Estão juntas. A caminho de Espanha.
Isto nunca vai deixar de acontecer. Espanha não é escolhida apenas pelas condições. É uma forma de manter o anonimato. Uma forma de, aos olhos das amigas da mãe de Carminho, ser mantida a imagem que pretende manter.
(Mais abaixo, na cidade)
Sandra senta-se no banco cor-de-laranja do autocarro 22 que sai de Alcântara. Chove lá fora. Encosta o nariz ao vidro para disfarçar duas enormes lágrimas que lhe rolam pela face. A mãe está sentada ao lado dela. Encosta o guarda-chuva aos pés gelados e aperta-lhe ternamente a mão. Há muito trânsito em Alcântara ao fim da tarde. A mãe tem um olhar triste e vago mas aperta com força a mão da filha de 18 anos. Estão juntas. A caminho de casa de Uma Senhora. O BMW e o autocarro 22 cruzam-se a subir a Avenida Infante Santo.

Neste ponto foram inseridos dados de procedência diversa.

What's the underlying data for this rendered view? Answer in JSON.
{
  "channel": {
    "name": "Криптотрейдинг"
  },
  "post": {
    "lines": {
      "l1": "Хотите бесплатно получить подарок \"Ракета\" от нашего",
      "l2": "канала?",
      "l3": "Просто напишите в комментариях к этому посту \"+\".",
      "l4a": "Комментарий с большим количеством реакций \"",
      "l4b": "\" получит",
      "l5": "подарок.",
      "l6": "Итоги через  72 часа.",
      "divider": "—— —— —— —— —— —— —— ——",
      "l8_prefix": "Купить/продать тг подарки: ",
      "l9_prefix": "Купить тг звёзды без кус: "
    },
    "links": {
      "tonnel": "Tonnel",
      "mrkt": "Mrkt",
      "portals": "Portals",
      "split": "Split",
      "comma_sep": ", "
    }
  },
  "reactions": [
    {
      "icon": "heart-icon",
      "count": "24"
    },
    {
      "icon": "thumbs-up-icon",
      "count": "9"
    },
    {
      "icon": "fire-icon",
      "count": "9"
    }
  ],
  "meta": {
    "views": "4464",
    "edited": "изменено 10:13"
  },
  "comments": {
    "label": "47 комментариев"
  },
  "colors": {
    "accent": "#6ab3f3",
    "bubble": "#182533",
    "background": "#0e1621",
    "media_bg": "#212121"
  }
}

Carminho despe-se a tremer sem nunca conseguir estancar o choro. Veste uma bata verde. Deita-se numa marquesa. É atendida por uma médica que lhe entoa palavras doces ao ouvido, enquanto lhe afaga o cabelo. Carminho sente-se a adormecer depois de respirar mais fundo o cheiro que a máscara exala. Chora enquanto dorme.

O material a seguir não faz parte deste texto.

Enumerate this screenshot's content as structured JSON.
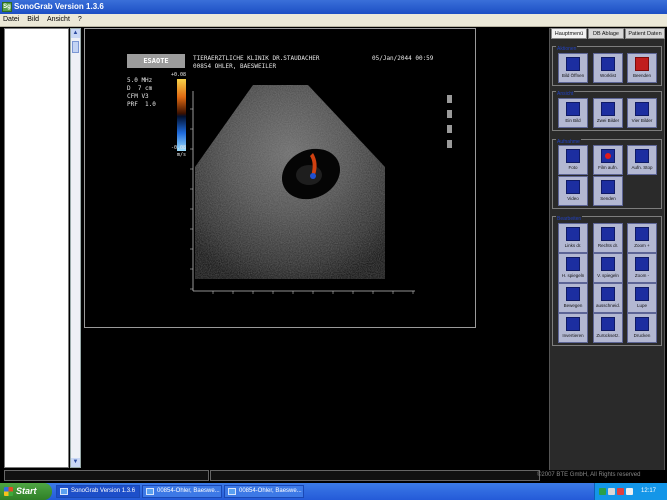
{
  "window": {
    "title": "SonoGrab Version 1.3.6",
    "app_icon": "Sg"
  },
  "menu": [
    "Datei",
    "Bild",
    "Ansicht",
    "?"
  ],
  "scrollbar": {
    "up": "▲",
    "down": "▼"
  },
  "ultrasound": {
    "brand": "ESAOTE",
    "header_line1": "TIERAERZTLICHE KLINIK DR.STAUDACHER",
    "header_line2": "00854 OHLER, BAESWEILER",
    "datetime": "05/Jan/2044 00:59",
    "params": [
      "5.0 MHz",
      "D  7 cm",
      "CFM V3",
      "PRF  1.0"
    ],
    "scale_top": "+0.08",
    "scale_bottom": "-0.08",
    "scale_unit": "m/s"
  },
  "panel": {
    "tabs": [
      "Hauptmenü",
      "DB Ablage",
      "Patient Daten"
    ],
    "groups": [
      {
        "title": "Aktionen",
        "buttons": [
          {
            "label": "Bild Öffnen",
            "icon": "folder-open-icon",
            "style": "blue"
          },
          {
            "label": "Worklist",
            "icon": "worklist-icon",
            "style": "blue"
          },
          {
            "label": "Beenden",
            "icon": "power-icon",
            "style": "red"
          }
        ]
      },
      {
        "title": "Ansicht",
        "buttons": [
          {
            "label": "Ein Bild",
            "icon": "single-view-icon",
            "style": "blue"
          },
          {
            "label": "Zwei Bilder",
            "icon": "two-view-icon",
            "style": "blue"
          },
          {
            "label": "Vier Bilder",
            "icon": "four-view-icon",
            "style": "blue"
          }
        ]
      },
      {
        "title": "Aufnahme",
        "buttons": [
          {
            "label": "Foto",
            "icon": "camera-icon",
            "style": "blue"
          },
          {
            "label": "Film aufn.",
            "icon": "record-icon",
            "style": "blue"
          },
          {
            "label": "Aufn. Stop",
            "icon": "stop-icon",
            "style": "blue"
          },
          {
            "label": "Video",
            "icon": "video-icon",
            "style": "blue"
          },
          {
            "label": "Senden",
            "icon": "send-icon",
            "style": "blue"
          }
        ]
      },
      {
        "title": "Bearbeiten",
        "buttons": [
          {
            "label": "Links dr.",
            "icon": "rotate-left-icon",
            "style": "blue"
          },
          {
            "label": "Rechts dr.",
            "icon": "rotate-right-icon",
            "style": "blue"
          },
          {
            "label": "Zoom +",
            "icon": "zoom-in-icon",
            "style": "blue"
          },
          {
            "label": "H. spiegeln",
            "icon": "flip-horizontal-icon",
            "style": "blue"
          },
          {
            "label": "V. spiegeln",
            "icon": "flip-vertical-icon",
            "style": "blue"
          },
          {
            "label": "Zoom -",
            "icon": "zoom-out-icon",
            "style": "blue"
          },
          {
            "label": "Bewegen",
            "icon": "move-icon",
            "style": "blue"
          },
          {
            "label": "ausschneid.",
            "icon": "scissors-icon",
            "style": "blue"
          },
          {
            "label": "Lupe",
            "icon": "magnifier-icon",
            "style": "blue"
          },
          {
            "label": "Invertieren",
            "icon": "invert-icon",
            "style": "blue"
          },
          {
            "label": "Zurücksetz.",
            "icon": "reset-icon",
            "style": "blue"
          },
          {
            "label": "Drucken",
            "icon": "print-icon",
            "style": "blue"
          }
        ]
      }
    ]
  },
  "statusbar": {
    "copyright": "©2007 BTE GmbH, All Rights reserved"
  },
  "taskbar": {
    "start": "Start",
    "tasks": [
      "SonoGrab Version 1.3.6",
      "00854-Ohler, Baeswe...",
      "00854-Ohler, Baeswe..."
    ],
    "clock": "12:17"
  },
  "colors": {
    "accent": "#1c2ea0",
    "panel_bg": "#2a2a2a",
    "taskbar": "#245ad8",
    "start": "#3c8f33",
    "doppler_red": "#d04010",
    "doppler_blue": "#2050d0"
  }
}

Sandra não se despe e treme muito sem conseguir estancar o choro. Nervosa, brinca com as tranças que a mãe lhe fez de manhã na tentativa de lhe recuperar a infância. A Senhora chega. A mãe entrega um envelope à Senhora. A Senhora abre-o e resmunga qualquer coisa. É altura de beber um líquido verde de sabor muito ácido. O copo está sujo, pensa Sandra. Sente-se doente e sabe que vai adormecer. Chora enquanto dorme.
Há quem não chore. Mas nem é por aí. Se é assim tão mau, porque não procurar outra solução? Evitar, ou assumir as consequências do que fazemos, por exemplo.

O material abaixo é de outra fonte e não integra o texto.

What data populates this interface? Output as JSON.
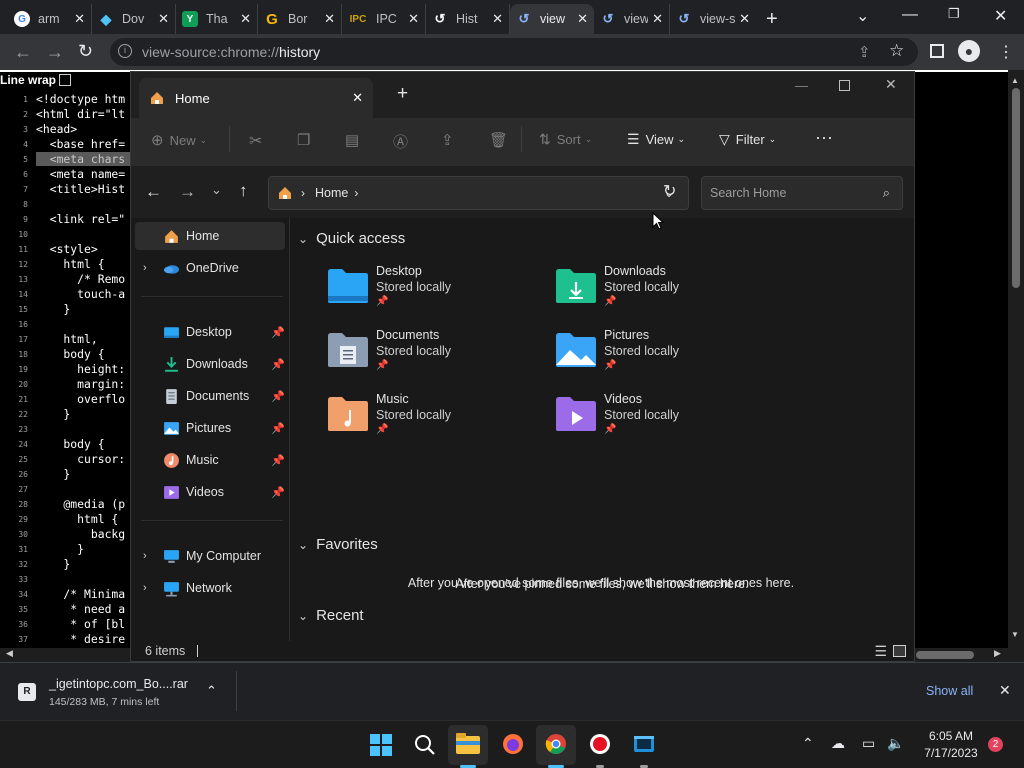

Carminho acorda do seu sono induzido. Tem a mãe e a médica ao seu lado. Não sente dores no corpo mas as lágrimas não param de lhe correr cara abaixo. Sai da clínica de rosto destapado. Sabe-lhe bem o ar fresco da manhã. É tempo de regressar a casa. Quando a placa da União Europeia surge na estrada a dizer PORTUGAL, Carminho chora convulsivamente.
Sandra não acorda... E não acorda... E não acorda... A mãe geme baixinho desesperada ao seu lado. Pede à Senhora para chamar uma ambulância. A Senhora não deixa, e responde – Ponha-se daqui para fora com a miúda, há uma cabine lá em baixo. E livre-se de dizer a alguém que eu existo!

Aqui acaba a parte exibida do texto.